3. The glass curtain wall cleaning robot of claim 1, wherein: the connecting part comprises more than 1 supporting beam I (17), two air storage tanks (27), more than one lifting lug II (55), a cover plate (18), two liquid storage containers (26) and two controllers (56); the telescopic rolling brush cleaning component comprises a base plate I (16), more than 1 supporting beams I (17) are respectively arranged above the base plate I (16), a cover plate (18) is arranged above the more than 1 supporting beams I (17), more than one lifting lug II (55) is arranged on the cover plate (18), two air storage tanks (27) are respectively fixed on the base plate I (16) of the telescopic rolling brush cleaning component and are located below the cover plate (18), the two air storage tanks (27) are respectively communicated with an air cylinder I (14) of the telescopic supporting arm component and two air cylinders II (19) of the telescopic rolling brush cleaning component, two liquid storage containers (26) are fixed on the base plate I (16) of the telescopic rolling brush cleaning component, the two liquid storage containers (26) are located on one side of the two air storage tanks (27), two controllers (56) are respectively arranged on the base plate I (16) of the telescopic rolling brush cleaning component, and the two controllers (56) are respectively communicated with the two air cylinders II (19) of the telescopic rolling brush cleaning component.
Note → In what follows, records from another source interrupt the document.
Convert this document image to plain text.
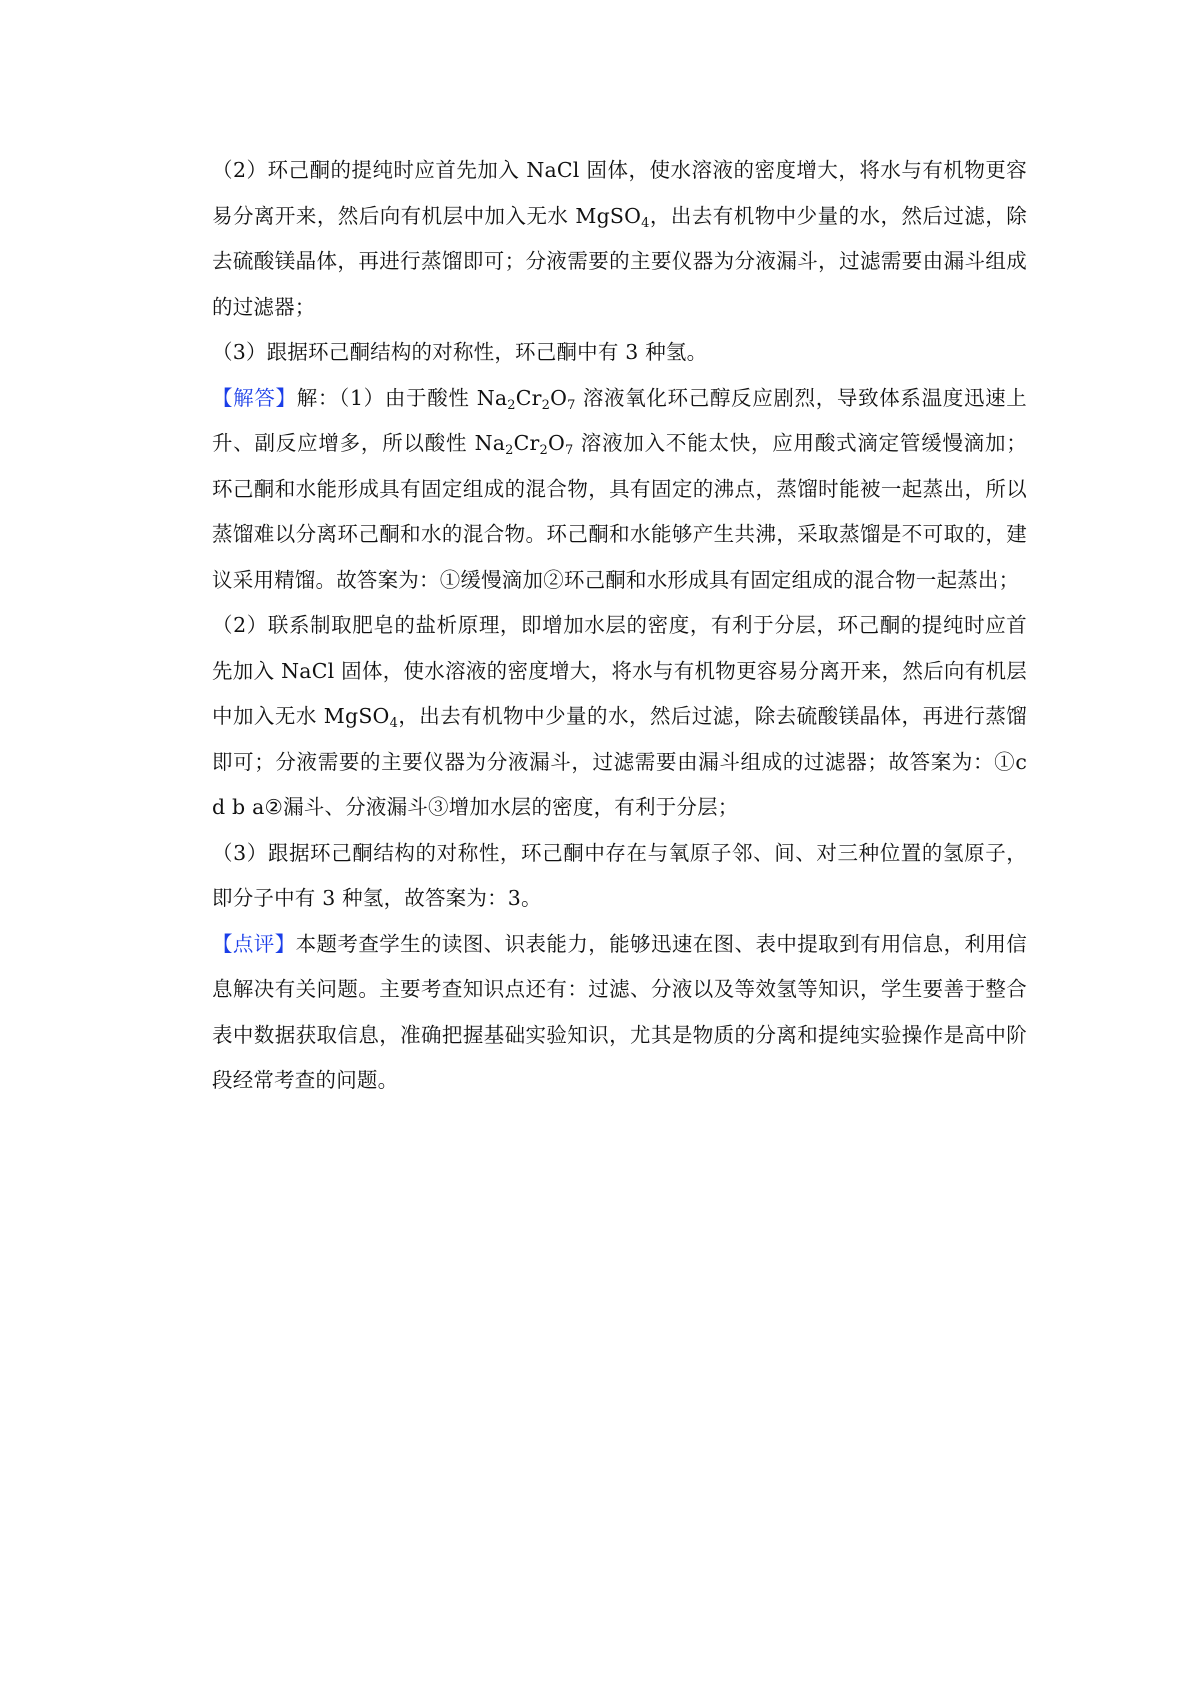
（2）环己酮的提纯时应首先加入 NaCl 固体，使水溶液的密度增大，将水与有机物更容易分离开来，然后向有机层中加入无水 MgSO$_4$，出去有机物中少量的水，然后过滤，除去硫酸镁晶体，再进行蒸馏即可；分液需要的主要仪器为分液漏斗，过滤需要由漏斗组成的过滤器；

（3）跟据环己酮结构的对称性，环己酮中有 3 种氢。

【解答】解：（1）由于酸性 $Na_2Cr_2O_7$ 溶液氧化环己醇反应剧烈，导致体系温度迅速上升、副反应增多，所以酸性 $Na_2Cr_2O_7$ 溶液加入不能太快，应用酸式滴定管缓慢滴加；环己酮和水能形成具有固定组成的混合物，具有固定的沸点，蒸馏时能被一起蒸出，所以蒸馏难以分离环己酮和水的混合物。环己酮和水能够产生共沸，采取蒸馏是不可取的，建议采用精馏。故答案为：①缓慢滴加②环己酮和水形成具有固定组成的混合物一起蒸出；

（2）联系制取肥皂的盐析原理，即增加水层的密度，有利于分层，环己酮的提纯时应首先加入 NaCl 固体，使水溶液的密度增大，将水与有机物更容易分离开来，然后向有机层中加入无水 MgSO$_4$，出去有机物中少量的水，然后过滤，除去硫酸镁晶体，再进行蒸馏即可；分液需要的主要仪器为分液漏斗，过滤需要由漏斗组成的过滤器；故答案为：①c d b a②漏斗、分液漏斗③增加水层的密度，有利于分层；

（3）跟据环己酮结构的对称性，环己酮中存在与氧原子邻、间、对三种位置的氢原子，即分子中有 3 种氢，故答案为：3。

【点评】本题考查学生的读图、识表能力，能够迅速在图、表中提取到有用信息，利用信息解决有关问题。主要考查知识点还有：过滤、分液以及等效氢等知识，学生要善于整合表中数据获取信息，准确把握基础实验知识，尤其是物质的分离和提纯实验操作是高中阶段经常考查的问题。
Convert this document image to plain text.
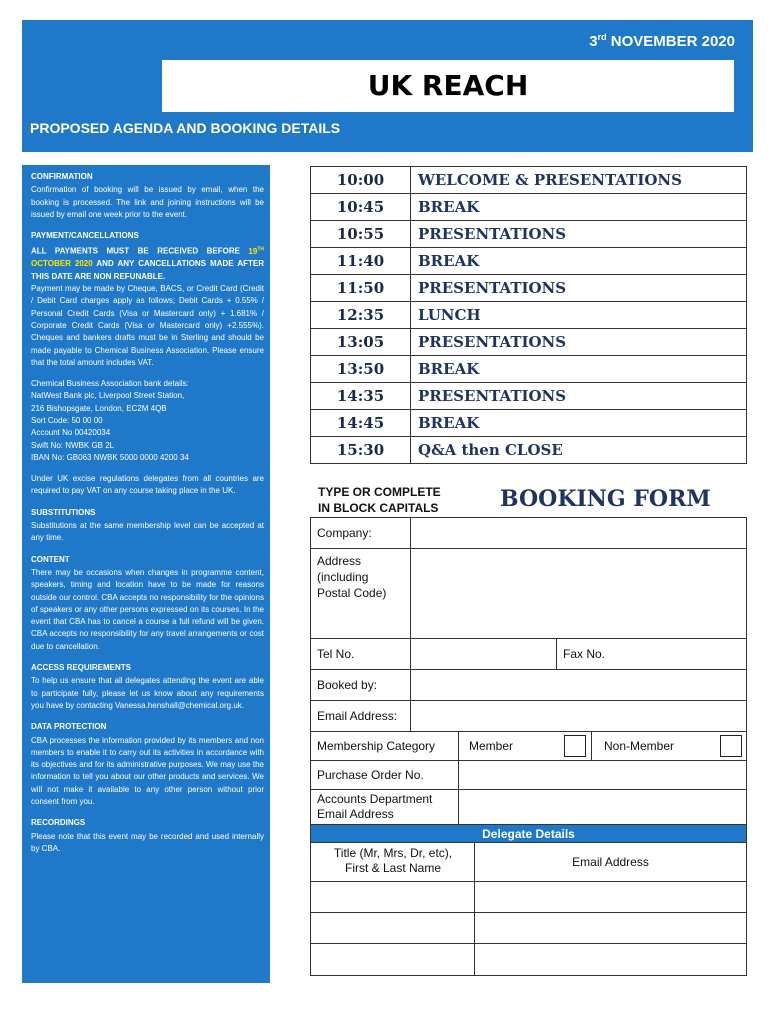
3rd NOVEMBER 2020
UK REACH
PROPOSED AGENDA AND BOOKING DETAILS
CONFIRMATION
Confirmation of booking will be issued by email, when the booking is processed. The link and joining instructions will be issued by email one week prior to the event.
PAYMENT/CANCELLATIONS
ALL PAYMENTS MUST BE RECEIVED BEFORE 19TH OCTOBER 2020 AND ANY CANCELLATIONS MADE AFTER THIS DATE ARE NON REFUNABLE.
Payment may be made by Cheque, BACS, or Credit Card (Credit / Debit Card charges apply as follows; Debit Cards + 0.55% / Personal Credit Cards (Visa or Mastercard only) + 1.681% / Corporate Credit Cards (Visa or Mastercard only) +2.555%). Cheques and bankers drafts must be in Sterling and should be made payable to Chemical Business Association. Please ensure that the total amount includes VAT.
Chemical Business Association bank details:
NatWest Bank plc, Liverpool Street Station,
216 Bishopsgate, London, EC2M 4QB
Sort Code: 50 00 00
Account No 00420034
Swift No: NWBK GB 2L
IBAN No: GB063 NWBK 5000 0000 4200 34
Under UK excise regulations delegates from all countries are required to pay VAT on any course taking place in the UK.
SUBSTITUTIONS
Substitutions at the same membership level can be accepted at any time.
CONTENT
There may be occasions when changes in programme content, speakers, timing and location have to be made for reasons outside our control. CBA accepts no responsibility for the opinions of speakers or any other persons expressed on its courses. In the event that CBA has to cancel a course a full refund will be given. CBA accepts no responsibility for any travel arrangements or cost due to cancellation.
ACCESS REQUIREMENTS
To help us ensure that all delegates attending the event are able to participate fully, please let us know about any requirements you have by contacting Vanessa.henshall@chemical.org.uk.
DATA PROTECTION
CBA processes the information provided by its members and non members to enable it to carry out its activities in accordance with its objectives and for its administrative purposes. We may use the information to tell you about our other products and services. We will not make it available to any other person without prior consent from you.
RECORDINGS
Please note that this event may be recorded and used internally by CBA.
10:00	WELCOME & PRESENTATIONS
10:45	BREAK
10:55	PRESENTATIONS
11:40	BREAK
11:50	PRESENTATIONS
12:35	LUNCH
13:05	PRESENTATIONS
13:50	BREAK
14:35	PRESENTATIONS
14:45	BREAK
15:30	Q&A then CLOSE
TYPE OR COMPLETE
IN BLOCK CAPITALS	BOOKING FORM
Company:
Address
(including
Postal Code)
Tel No.	Fax No.
Booked by:
Email Address:
Membership Category	Member	Non-Member
Purchase Order No.
Accounts Department
Email Address
Delegate Details
Title (Mr, Mrs, Dr, etc),
First & Last Name	Email Address
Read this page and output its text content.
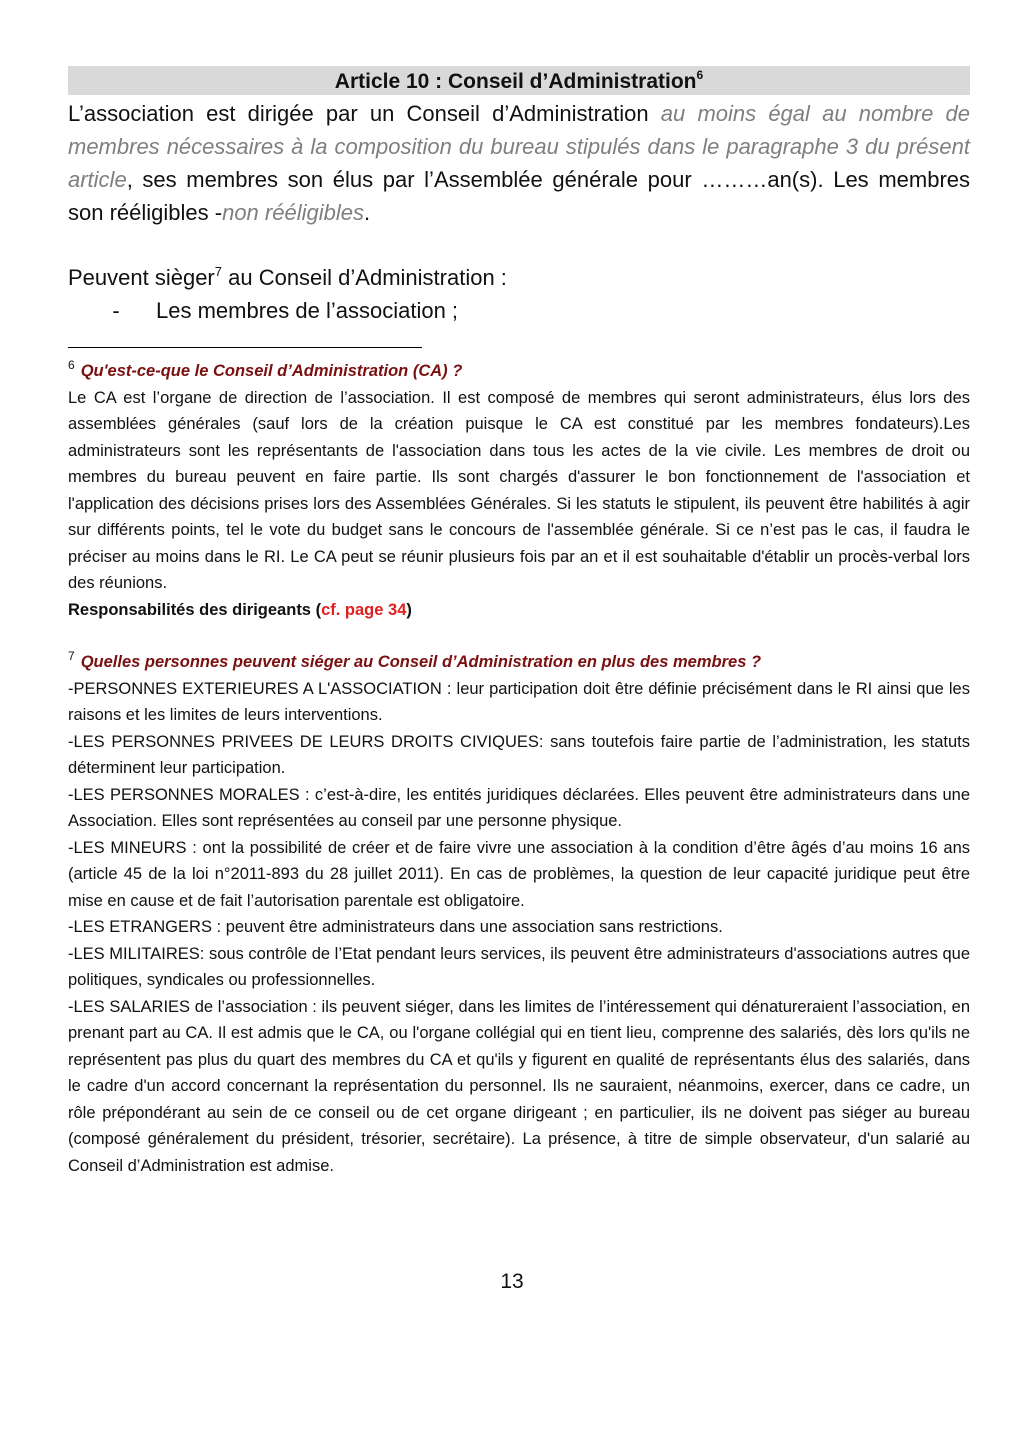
Article 10 : Conseil d’Administration$^6$
L’association est dirigée par un Conseil d’Administration au moins égal au nombre de membres nécessaires à la composition du bureau stipulés dans le paragraphe 3 du présent article, ses membres son élus par l’Assemblée générale pour ………an(s). Les membres son rééligibles -non rééligibles.
Peuvent sièger$^7$ au Conseil d’Administration :
-	Les membres de l’association ;
$^6$ Qu'est-ce-que le Conseil d’Administration (CA) ?
Le CA est l’organe de direction de l’association. Il est composé de membres qui seront administrateurs, élus lors des assemblées générales (sauf lors de la création puisque le CA est constitué par les membres fondateurs).Les administrateurs sont les représentants de l'association dans tous les actes de la vie civile. Les membres de droit ou membres du bureau peuvent en faire partie. Ils sont chargés d'assurer le bon fonctionnement de l'association et l'application des décisions prises lors des Assemblées Générales. Si les statuts le stipulent, ils peuvent être habilités à agir sur différents points, tel le vote du budget sans le concours de l'assemblée générale. Si ce n’est pas le cas, il faudra le préciser au moins dans le RI. Le CA peut se réunir plusieurs fois par an et il est souhaitable d'établir un procès-verbal lors des réunions.
Responsabilités des dirigeants (cf. page 34)
$^7$ Quelles personnes peuvent siéger au Conseil d’Administration en plus des membres ?
-PERSONNES EXTERIEURES A L'ASSOCIATION : leur participation doit être définie précisément dans le RI ainsi que les raisons et les limites de leurs interventions.
-LES PERSONNES PRIVEES DE LEURS DROITS CIVIQUES: sans toutefois faire partie de l’administration, les statuts déterminent leur participation.
-LES PERSONNES MORALES : c’est-à-dire, les entités juridiques déclarées. Elles peuvent être administrateurs dans une Association. Elles sont représentées au conseil par une personne physique.
-LES MINEURS : ont la possibilité de créer et de faire vivre une association à la condition d’être âgés d’au moins 16 ans (article 45 de la loi n°2011-893 du 28 juillet 2011). En cas de problèmes, la question de leur capacité juridique peut être mise en cause et de fait l’autorisation parentale est obligatoire.
-LES ETRANGERS : peuvent être administrateurs dans une association sans restrictions.
-LES MILITAIRES: sous contrôle de l’Etat pendant leurs services, ils peuvent être administrateurs d'associations autres que politiques, syndicales ou professionnelles.
-LES SALARIES de l’association : ils peuvent siéger, dans les limites de l’intéressement qui dénatureraient l’association, en prenant part au CA. Il est admis que le CA, ou l'organe collégial qui en tient lieu, comprenne des salariés, dès lors qu'ils ne représentent pas plus du quart des membres du CA et qu'ils y figurent en qualité de représentants élus des salariés, dans le cadre d'un accord concernant la représentation du personnel. Ils ne sauraient, néanmoins, exercer, dans ce cadre, un rôle prépondérant au sein de ce conseil ou de cet organe dirigeant ; en particulier, ils ne doivent pas siéger au bureau (composé généralement du président, trésorier, secrétaire). La présence, à titre de simple observateur, d'un salarié au Conseil d’Administration est admise.
13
4. A glass curtain wall cleaning robot according to claim 3, characterized in that: in the two liquid storage containers (26), one liquid storage container is filled with foam, the other liquid storage container is filled with clean water, and more than 1 support beam I (17) is provided with lifting lugs II (55).

5. The glass curtain wall cleaning robot of claim 1, wherein: the movable support rail component comprises a movable rail (54), a suspension device and two movable supports;

each movable bracket comprises a bottom plate II (46), a vertical rod (47), a supporting beam II (48), a supporting rod (49), a suspension connector III (50) and a fixed corner bracket (51); the vertical rod (47) is arranged on the bottom plate II (46) through a fixed corner bracket (51), one end of the supporting beam II (48) is connected with the top of the vertical rod (47), the other end of the supporting beam II (48) is connected with the hanging connector III (50), and two ends of the supporting rod (49) are respectively connected with the supporting beam II (48) and the vertical rod (47);

the two ends of the movable guide rail (54) are respectively connected with suspension connectors III (50) of two movable brackets, the suspension device is an electric hoist, the electric hoist is arranged on the movable guide rail (54) through bolts, and ropes of the electric hoist are connected with more than one lifting lug II (55);

the bottom plates II (46) of the two movable brackets are fixed on the AGV trolley through bolts.